No "Chop Suey" for Seattle, Crystal Bridges… or the Lucas?

Last week's auction of Edward Hopper's Chop Suey (1929) for a record $91.88 million has sparked conjecture about the anonymous buyer. Christie's chairman Marc Porter fueled the speculation with a remark about how he "hopes to see it hanging again soon." He was smiling. That's the slender reed supporting the theory that Chop Suey is destined for a museum or public institution.

No museum has ever paid anything like $92 million for an American painting. The likeliest candidate might be Crystal Bridges, which has a less memorable Hopper painting of Blackwell's Island (1928). Just after the sale, Lee Rosenbaum asked Crystal Bridges and got a definitive no.

That got me wondering whether it was barely possible that George Lucas and/or his Lucas Museum of Narrative Art was the buyer. Besides spending record amounts for Norman Rockwells, the Lucas Museum recently bought three large panels by Thomas Hart Benton that had been on offer for $20 million.

I asked the Lucas and also the Seattle Art Museum, where Chop Suey had been a promised gift of Barney Ebsworth. There are lots of billionaires in Seattle, and it's conceivable that some banded together to rescue Chop Suey for SAM.

SAM said no. They hadn't bought the painting. Four days later, I'd not heard from the Lucas.

I don't think the Lucas bought Chop Suey. Though the Lucas has lately shown interest in figurative American modernism, Chop Suey's price is twice what George Lucas paid for Rockwell's Saying Grace. That is apparently the most the Lucas or his museum has ever paid for anything.

There are wealthy new museums in the Middle East and China building trophy collections. But Hopper is no Leonardo and is not nearly so well known in Asia.

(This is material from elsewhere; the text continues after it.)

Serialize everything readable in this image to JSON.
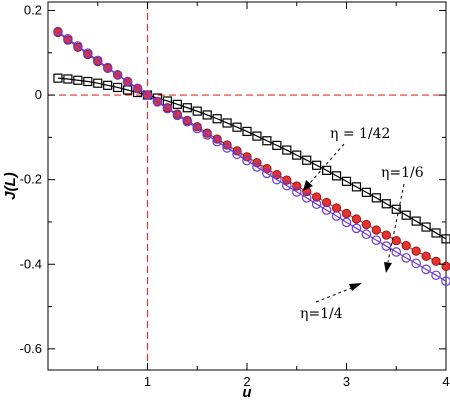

My best guess is that a private U.S. collector bought Chop Suey and told Porter that s/he might lend it to a museum.

Comments

Anonymous said…
While I wish an LA museum (or any museum for that matter) had purchased this painting, it's probably in private hands now. Honestly, no museum should be paying such exorbitant prices for any painting. These are works of art that are meant for public consumption -- to be analyzed and interpreted. Unfortunately, for some, art is just another commodity to be sold, bought and displayed like a trophy within some millionaire's ostentatious collection.